Get the emotional issues out early. Students come to diversity courses and topics with many fears. Its important to anticipate the hot button issues: affirmative action, perceived separatism, sexuality and race, sexual orientation, religion, inter-ethnic rivalries, or fear of using the wrong group labels. Get these concerns into classroom conversations right away.

One way to accomplish this is to have students do introductions on how they define themselves. Another is to start with a reading (Baldwin's Fire Next Time, for example) that raises the vital issues, and use small groups or pairs and writing to launch a large-group discussion. Use the strategy: think, write, pair, share.

Use student stories. Stories have enormous power to connect the diversity of student experiences and ways of knowing with the major goals of the course. Stories affirm diverse student voices. Have students tell a story about their name, which puts on the table student-desired labels and raises all kinds of diversity issues (the mother's missing maiden name, for example, and the growing reality of blended and racially mixed families).

Or have students on the first day of class (in pairs or small groups first) tell a story about a racial, gender, or ethnic moment that had a powerful impact on them. Or have them tell a story about a moment when they felt they mattered, or felt marginal. In debriefing the stories, focus on common themes, patterns, and issues.

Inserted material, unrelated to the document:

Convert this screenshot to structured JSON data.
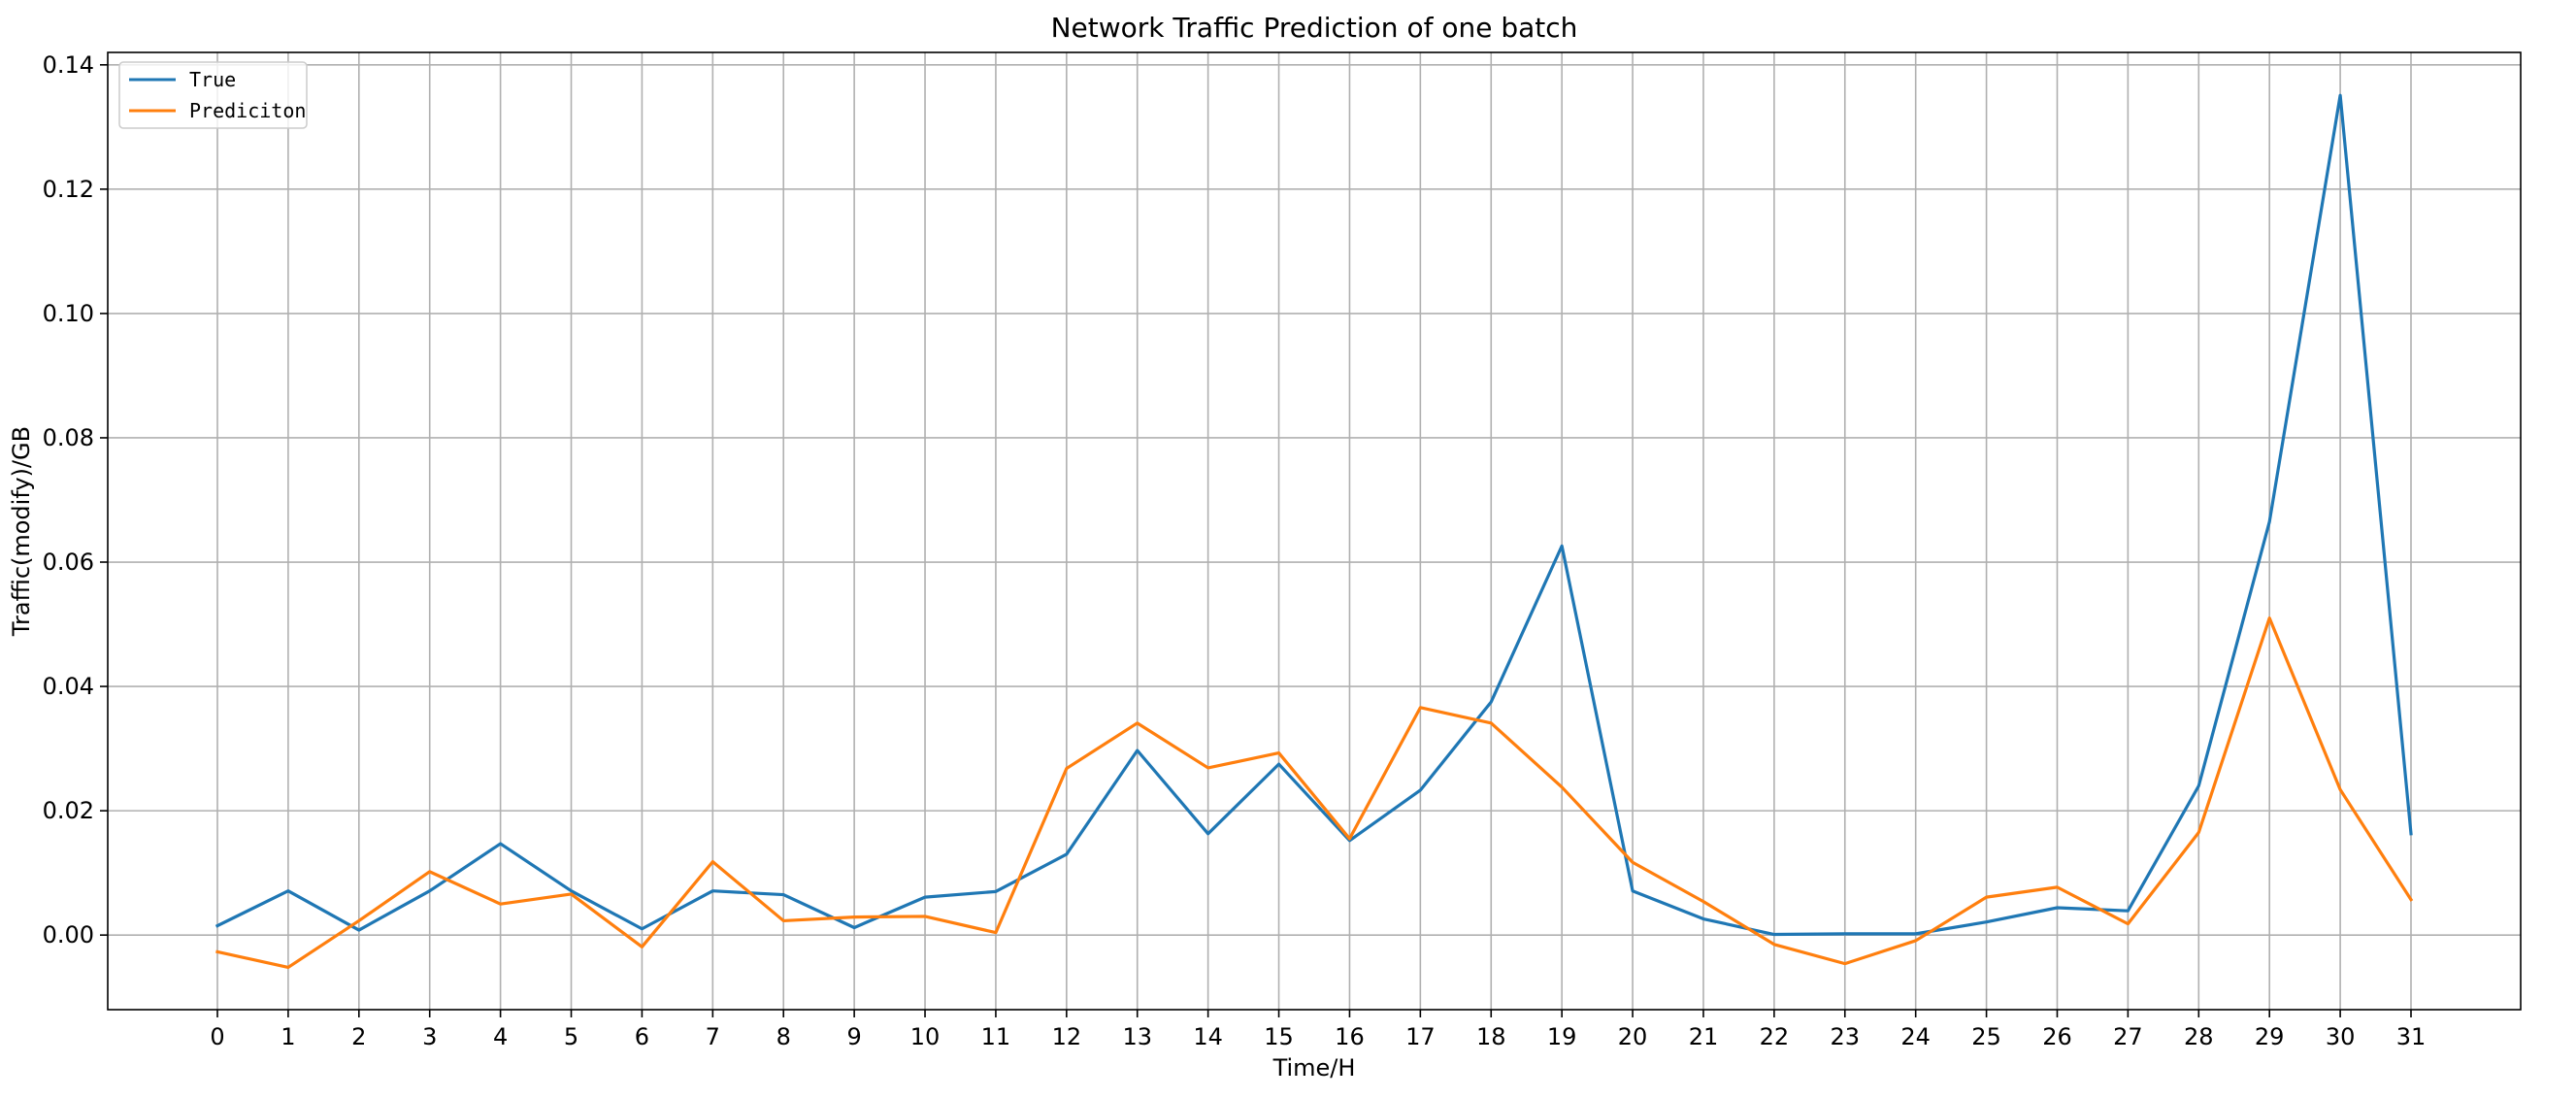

Use powerful, evocative quotations and visuals. These quotations focus students on a single image or paragraph that, if well chosen, lend themselves to different interpretations. I have found the most successful quotes in multicultural autobiographies, such as the graduation scene from Maya Angelou's I know why the caged bird sings or Richard Rodriquez's Hunger of Memory, and also from American Indian ethnographies (the last paragraph of Charles Eastman's Ohiyesa, From the Deep Woods to Civilization, as well as from James Baldwin, bell hooks, W.E.B. Du Bois's Souls of Black Folk, and Martin Luther King's Letter from Birmingham Jail.

Photographs (civil rights movement scenes, for example), cartoons, and paintings all have enormous power to move students and get them discussing important issues.

Teach with good texts and give students small group tasks. By "good texts," I mean readings that are written well, loaded with multiple meanings, evoke the key issues, and speak to student lives. The very reading that precipitates a heated argument can also be the refuge to return to for making meaning out of the experience.

Groups work. Levine and Cureton point out that racial and other diversity barriers are broken down most easily where students have a common goal to accomplish.